Illustration for article titled Samsung Galaxy Tab: Human Outside, Android Inside

If you're not a nerd, you shouldn't buy an Android tablet. Not yet. This one is just like those, except it's first the one to at least feel like a tablet for real people.


Thinner and lighter than an iPad 2, by a gram and a millimeter (or two). This is a Big Deal. It's what makes the Galaxy Tab feel a generation ahead of any other Android tablet, even though it's got basically the same guts and software and battery life, for the same reason that the iPad 2 felt like a genuinely new device, not a minor upgrade. It sets the bar for what every other Android tablet should feel like. The 1280x800 screen is pretty good—crispy and poppy and saturated, though you need to crank the brightness for the full effect.

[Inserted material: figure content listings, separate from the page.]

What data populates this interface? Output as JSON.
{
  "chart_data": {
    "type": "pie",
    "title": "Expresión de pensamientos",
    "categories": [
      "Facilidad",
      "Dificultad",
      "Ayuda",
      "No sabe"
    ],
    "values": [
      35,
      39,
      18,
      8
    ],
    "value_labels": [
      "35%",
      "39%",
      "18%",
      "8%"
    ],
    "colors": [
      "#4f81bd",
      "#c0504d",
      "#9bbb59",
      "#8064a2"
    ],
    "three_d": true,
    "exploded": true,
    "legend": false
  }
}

Plastic. That's Samsung's shortcut to out-wisping the iPad 2. So it also feels cheaper, less well constructed. The 16:9 widescreen orientation makes it feel like you're making a tiny mistake every time you hold it in portrait, like to read a book on Kindle. It's too long and awkward; the center of gravity's off. The slow creep of bloatware, even on this mostly stock build of Android 3.0.1—I just wanted Pulse and Weatherbug to go away, but there's no easy way to get rid of them. (Pulse kept sending me notifications before the first time I even opened the app! I'm already afraid of the full TouchWiz experience coming to Tab people'll actually be able to buy, even if it is based on the improved Honeycomb 3.1.)

I want to cry every time I open the Android Market, hunting for new tablet apps like a poacher of endangered species.


Samsung Galaxy Tab
Screen: 10.1-inch, 1280x800
Processor and RAM: Dual-core 1GHz Tegra 2, 1GB RAM
Storage: 32GB
Camera: 3-megapixel, 720p video (rear); 2MP (front)
Battery: 7,000 mAh
Price: Not for sale (limited edition version)

Video by Woody Jang



Alberto Rodriguez

Android is fundamentally different from iOS. You don't need tablet specific apps. Many apps just need to add tablet support to their existing apps, and even for the apps that don't add it, it scales gracefully.

Why are you looking for tablet specific apps on a market that doesn't need it? Get your head out of the iOS world.